In [1]:
"""Required imports"""
import json
import urllib

from bs4 import BeautifulSoup

In [2]:
# We have to generate the webpage dynamically since it's mostly JS.
from contextlib import closing
from selenium.webdriver import Chrome # pip install selenium
from selenium.webdriver.support.ui import WebDriverWait

In [122]:
class Book(object):
    def __init__(self, title, author, gr_id):
        self.title = title.encode('ascii', 'ignore')
        self.author = author
        self.id = gr_id
        self.href = 'https://www.goodreads.com/book/show/%s' % self.id
        
    def __eq__(self, other):
        return self.id == other.id
    
    def __str__(self):
        return "%s by %s" % (self.title, self.author.name)

    def __hash__(self):
        return hash(str(self.id))
    
    def __repr__(self):
        return "%s: %s" % (str(self), self.href)
        
class Author(object):
    def __init__(self, name, gr_id):
        self.name = name.encode('ascii', 'ignore')
        self.id = gr_id
        self.href = 'https://www.goodreads.com/author/show/%s' % self.id
        
    def __eq__(self, other):
        return self.id == other.id
    
    def __str__(self):
        return self.name

    def __hash__(self):
        return hash(str(self.id))
    
    def __repr__(self):
        return "%s: %s" % (str(self), self.href)

In [123]:
def get_raw_html(browser, shelf, page=1):
    '''
    Fetches the raw html for the page corresponding to `shelf`
    and `page` number.
    '''
    service_url = 'https://www.goodreads.com/shelf/show/' 
    params = {
        'page': page
    }
    url = service_url + shelf + '?' + urllib.urlencode(params)
    browser.get(url)
    return browser.page_source

In [124]:
def get_shelf(browser, term, n = 100):
    '''
    Given a browser and a shelf name, returns a list 
    of n `Book`s as determined by Good Reads. 
    '''
    page = 1
    books = set()
    while len(books) < n:
        html = get_raw_html(browser, term, page)
        books_in_page = get_books(html)
        books = books.union(books_in_page)
        page += 1
    return books

In [125]:
def extract_author(anchor):
    '''
    Given an anchor .authorName extracts an Author object.
    '''
    gr_id = anchor['href'].split('/')[-1]
    name = anchor.find('span').contents[0]
    return Author(name=name, gr_id=gr_id)

def extract_book(div):
    '''
    Given an .elementList div for a book, returns a Book object.
    '''
    anchor_tag = div.find('a', {'class': 'bookTitle'})
    title = anchor_tag.contents[0]
    gr_id = anchor_tag['href'].split('/')[-1]
    author_tag = div.find('a', {'class': 'authorName'})
    author = extract_author(author_tag)
    return Book(title=title, author=author, gr_id=gr_id)

In [126]:
def get_books(html):
    '''
    Extracts a set of Books from the html raw source if possible.
    '''
    soup = BeautifulSoup(html, 'html.parser')
    result_list = soup.find('div', { 'class': 'leftContainer'})
    results = result_list.find_all('div', {'class': 'elementList'})
    return set([extract_book(res) for res in results])

In [127]:
def login(browser, email, password):
    '''
    Login to GoodReads so we can access more data.
    '''
    url = 'https://www.goodreads.com/user/sign_in'
    browser.get(url)
    browser.find_element_by_id('user_email').send_keys(email)
    browser.find_element_by_id('user_password').send_keys(password)
    browser.find_element_by_name('next').click()

In [137]:
def find_books(tags, n = 500):
    '''
    Given a list of tags, finds their intersection by looking
    at the top n books in each tag and intersecting the resulting
    sets.
    
    Returns:
        A set of Book objects.

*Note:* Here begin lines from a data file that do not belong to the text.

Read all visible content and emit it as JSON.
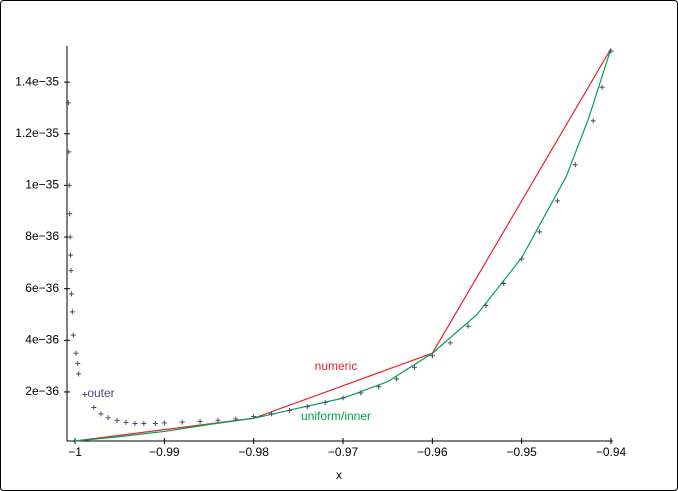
{
  "chart_data": {
    "type": "line",
    "x_label": "x",
    "xlim": [
      -1.0009,
      -0.94
    ],
    "ylim": [
      1e-37,
      1.54e-35
    ],
    "xticks": [
      {
        "value": -1,
        "label": "−1"
      },
      {
        "value": -0.99,
        "label": "−0.99"
      },
      {
        "value": -0.98,
        "label": "−0.98"
      },
      {
        "value": -0.97,
        "label": "−0.97"
      },
      {
        "value": -0.96,
        "label": "−0.96"
      },
      {
        "value": -0.95,
        "label": "−0.95"
      },
      {
        "value": -0.94,
        "label": "−0.94"
      }
    ],
    "yticks": [
      {
        "value": 2e-36,
        "label": "2e−36"
      },
      {
        "value": 4e-36,
        "label": "4e−36"
      },
      {
        "value": 6e-36,
        "label": "6e−36"
      },
      {
        "value": 8e-36,
        "label": "8e−36"
      },
      {
        "value": 1e-35,
        "label": "1e−35"
      },
      {
        "value": 1.2e-35,
        "label": "1.2e−35"
      },
      {
        "value": 1.4e-35,
        "label": "1.4e−35"
      }
    ],
    "series": [
      {
        "name": "numeric",
        "style": "line",
        "color": "#e3262f",
        "x": [
          -1,
          -0.98,
          -0.96,
          -0.94
        ],
        "values": [
          1e-37,
          9.8e-37,
          3.5e-36,
          1.53e-35
        ]
      },
      {
        "name": "uniform/inner",
        "style": "line",
        "color": "#00a050",
        "x": [
          -1,
          -0.995,
          -0.99,
          -0.985,
          -0.98,
          -0.975,
          -0.97,
          -0.965,
          -0.96,
          -0.955,
          -0.95,
          -0.945,
          -0.9425,
          -0.94
        ],
        "values": [
          1e-37,
          2.7e-37,
          4.7e-37,
          7.4e-37,
          9.8e-37,
          1.37e-36,
          1.76e-36,
          2.4e-36,
          3.5e-36,
          5e-36,
          7.2e-36,
          1.035e-35,
          1.26e-35,
          1.53e-35
        ]
      },
      {
        "name": "outer",
        "style": "points",
        "color": "#4a4a78",
        "x": [
          -1.00075,
          -1.0007,
          -1.00065,
          -1.0006,
          -1.00055,
          -1.0005,
          -1.00045,
          -1.0004,
          -1.0003,
          -1.0002,
          -0.9999,
          -0.9997,
          -0.9996,
          -0.9989,
          -0.9979,
          -0.9971,
          -0.9963,
          -0.9953,
          -0.9943,
          -0.9933,
          -0.9923,
          -0.991,
          -0.99,
          -0.988,
          -0.986,
          -0.984,
          -0.982,
          -0.98,
          -0.978,
          -0.976,
          -0.974,
          -0.972,
          -0.97,
          -0.968,
          -0.966,
          -0.964,
          -0.962,
          -0.96,
          -0.958,
          -0.956,
          -0.954,
          -0.952,
          -0.95,
          -0.948,
          -0.946,
          -0.944,
          -0.942,
          -0.941,
          -0.94
        ],
        "values": [
          1.32e-35,
          1.13e-35,
          1e-35,
          8.9e-36,
          8e-36,
          7.3e-36,
          6.7e-36,
          5.8e-36,
          5.1e-36,
          4.2e-36,
          3.5e-36,
          3.1e-36,
          2.7e-36,
          1.9e-36,
          1.4e-36,
          1.15e-36,
          1e-36,
          9e-37,
          8.2e-37,
          7.8e-37,
          7.8e-37,
          7.8e-37,
          8e-37,
          8.3e-37,
          8.6e-37,
          9e-37,
          9.5e-37,
          1.05e-36,
          1.15e-36,
          1.28e-36,
          1.43e-36,
          1.59e-36,
          1.77e-36,
          1.96e-36,
          2.2e-36,
          2.5e-36,
          2.95e-36,
          3.4e-36,
          3.9e-36,
          4.55e-36,
          5.35e-36,
          6.2e-36,
          7.15e-36,
          8.2e-36,
          9.4e-36,
          1.08e-35,
          1.25e-35,
          1.38e-35,
          1.52e-35
        ]
      }
    ]
  }
}
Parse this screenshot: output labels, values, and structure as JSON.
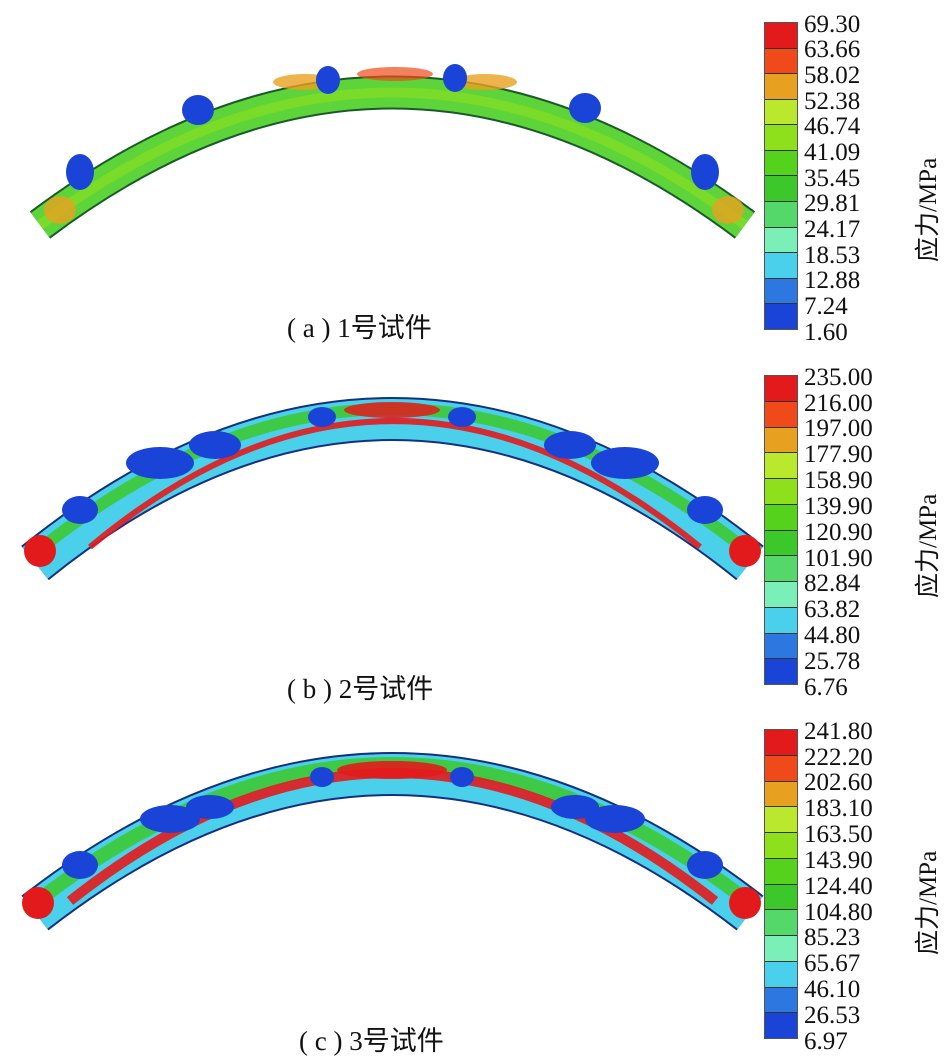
{
  "legend_unit": "应力/MPa",
  "colors": [
    "#e31a1c",
    "#f04a1a",
    "#e8a020",
    "#b9e82c",
    "#8ee01c",
    "#55d21c",
    "#3cc82a",
    "#55d86a",
    "#7af0b8",
    "#4ad0ea",
    "#2c78e0",
    "#1a44d8",
    "#1433c4"
  ],
  "panels": [
    {
      "caption": "( a ) 1号试件",
      "ticks": [
        "69.30",
        "63.66",
        "58.02",
        "52.38",
        "46.74",
        "41.09",
        "35.45",
        "29.81",
        "24.17",
        "18.53",
        "12.88",
        "7.24",
        "1.60"
      ]
    },
    {
      "caption": "( b ) 2号试件",
      "ticks": [
        "235.00",
        "216.00",
        "197.00",
        "177.90",
        "158.90",
        "139.90",
        "120.90",
        "101.90",
        "82.84",
        "63.82",
        "44.80",
        "25.78",
        "6.76"
      ]
    },
    {
      "caption": "( c ) 3号试件",
      "ticks": [
        "241.80",
        "222.20",
        "202.60",
        "183.10",
        "163.50",
        "143.90",
        "124.40",
        "104.80",
        "85.23",
        "65.67",
        "46.10",
        "26.53",
        "6.97"
      ]
    }
  ]
}
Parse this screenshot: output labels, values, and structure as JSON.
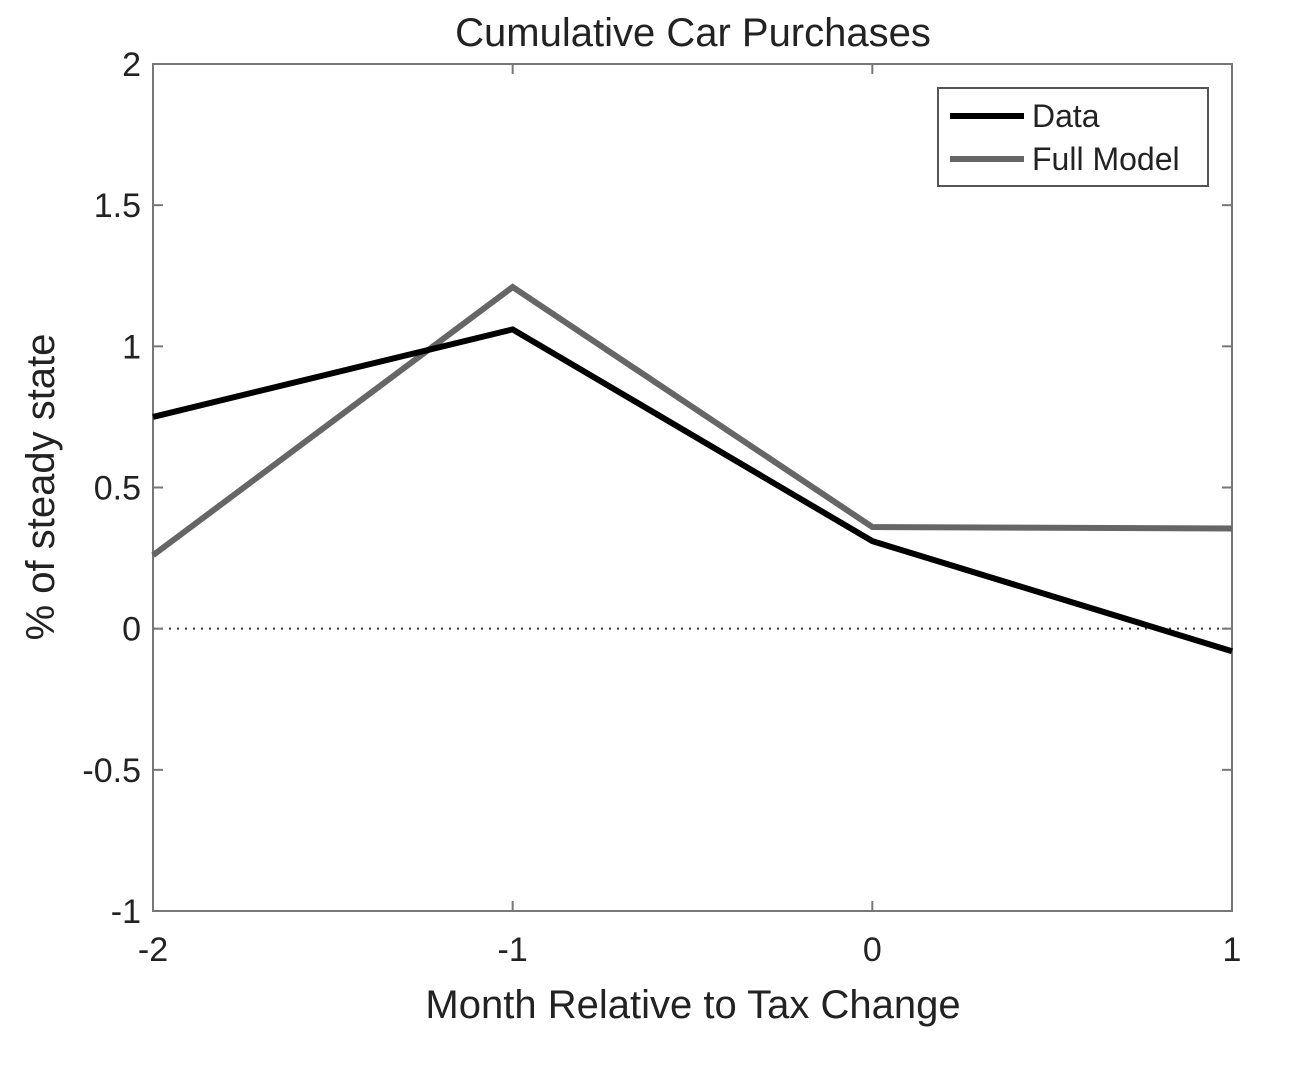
{
  "chart_data": {
    "type": "line",
    "title": "Cumulative Car Purchases",
    "xlabel": "Month Relative to Tax Change",
    "ylabel": "% of steady state",
    "x": [
      -2,
      -1,
      0,
      1
    ],
    "x_tick_labels": [
      "-2",
      "-1",
      "0",
      "1"
    ],
    "xlim": [
      -2,
      1
    ],
    "ylim": [
      -1,
      2
    ],
    "y_ticks": [
      -1,
      -0.5,
      0,
      0.5,
      1,
      1.5,
      2
    ],
    "y_tick_labels": [
      "-1",
      "-0.5",
      "0",
      "0.5",
      "1",
      "1.5",
      "2"
    ],
    "series": [
      {
        "name": "Data",
        "color": "#000000",
        "values": [
          0.75,
          1.06,
          0.31,
          -0.08
        ]
      },
      {
        "name": "Full Model",
        "color": "#666666",
        "values": [
          0.26,
          1.21,
          0.36,
          0.355
        ]
      }
    ],
    "reference_line": {
      "y": 0,
      "style": "dotted"
    },
    "grid": false,
    "legend_position": "top-right"
  }
}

It may be helpful to run something like:
        for book in book:
            print book
    '''
    books_by_tag = []
    with closing(Chrome('./chromedriver')) as browser:
        login(browser, 'luis.perez.live@gmail.com', 'luis3137')
        for tag in tags:
            books_by_tag.append(get_shelf(browser, tag, n = n))
            print "Finished collecting data for tag %s." % tag
    return set.intersection(*books_by_tag)

In [None]:
books = find_books(['strong-heroine', 'female-lead', 'fantasy', 'kindle-unlimited'], n = 10000)

In [142]:
for book in books:
    print book.href + " author: " + str(book.author)

https://www.goodreads.com/book/show/6148028-catching-fire author: Suzanne Collins
https://www.goodreads.com/book/show/7260188-mockingjay author: Suzanne Collins
https://www.goodreads.com/book/show/2767052-the-hunger-games author: Suzanne Collins
https://www.goodreads.com/book/show/15863832-angelfall author: Susan Ee


In [None]:
# Good reads data pulling.
def get_shelf(shelf_name):
    service_url = 'https://www.goodreads.com/shelf/show/'
    url = service_url + '?' + shelf_name
    response = urllib.urlopen(url).read()
    
    return response

In [None]:
get_shelf("fiction")